FIT TO SERVE

Federal Court Says Drug Company Was Wrong To Kick Gay Juror Off AIDS Case

jury dutyIn a ruling that has potentially broad implications for LGBT issues, a federal appeals court has ruled that lawyers can’t kick a potential juror off a panel just because the juror is gay.

The ruling came in a case involving a dispute between two drug companies, Abbott Laboratories and Glaxo SmithKline. The issue in court was the price of an HIV drug, and when Abbott dismissed a gay man as a potential juror, GSK objected on the grounds that it was a discriminatory move.  Abbott’s pricing of the drug, Norvir, had prompted complaints in the gay community.

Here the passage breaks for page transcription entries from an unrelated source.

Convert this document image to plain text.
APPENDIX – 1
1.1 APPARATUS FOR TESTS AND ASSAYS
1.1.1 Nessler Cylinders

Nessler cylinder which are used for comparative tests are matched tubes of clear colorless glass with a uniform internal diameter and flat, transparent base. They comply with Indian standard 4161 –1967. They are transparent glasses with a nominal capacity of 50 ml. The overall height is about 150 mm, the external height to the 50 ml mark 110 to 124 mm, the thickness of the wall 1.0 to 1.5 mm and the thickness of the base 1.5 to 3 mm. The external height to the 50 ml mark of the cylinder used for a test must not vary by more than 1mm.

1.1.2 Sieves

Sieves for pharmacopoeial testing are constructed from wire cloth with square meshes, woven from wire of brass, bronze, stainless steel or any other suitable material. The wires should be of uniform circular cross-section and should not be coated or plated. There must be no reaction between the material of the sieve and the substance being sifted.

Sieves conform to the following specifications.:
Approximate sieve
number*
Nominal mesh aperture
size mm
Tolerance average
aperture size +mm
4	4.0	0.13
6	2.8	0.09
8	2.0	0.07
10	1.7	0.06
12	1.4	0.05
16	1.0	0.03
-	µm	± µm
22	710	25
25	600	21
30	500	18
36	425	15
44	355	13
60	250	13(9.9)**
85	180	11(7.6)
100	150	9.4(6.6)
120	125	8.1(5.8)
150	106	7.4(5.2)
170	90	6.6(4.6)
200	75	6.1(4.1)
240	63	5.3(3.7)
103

The ruling from the 9th Circuit Court of Appeals was blunt. Removing a juror “on the basis of sexual orientation continue[s] this deplorable tradition of treating gays and lesbians as undeserving of participation in our nation’s most cherished rites and rituals,” Judge Stephen Reinhardt said in the majority opinion. “They deprive individuals of the opportunity to participate in perfecting democracy and guarding our ideals of justice on account of a characteristic that has nothing to do with their fitness to serve.”

But just as interesting from a legal perspective was the reasoning Reinhardt used to reach that conclusion. Based on the Supreme Court’s decision to strike down DOMA, Reinhardt said that the Court had established a more rigorous standard for protecting LGBT rights. Reinhardt said that the Supreme Court effectively said that gay legal cases require “heightened scrutiny,” which is just one step below the highest standard a court could apply.

That may have ramifications in other cases, including marriage equality challenges. “Today’s ruling will make it exceedingly difficult for states to justify laws that discriminate based on sexual orientation,” David Codell, litigation director of the National Center for Lesbian Rights, told the San Jose Mercury News.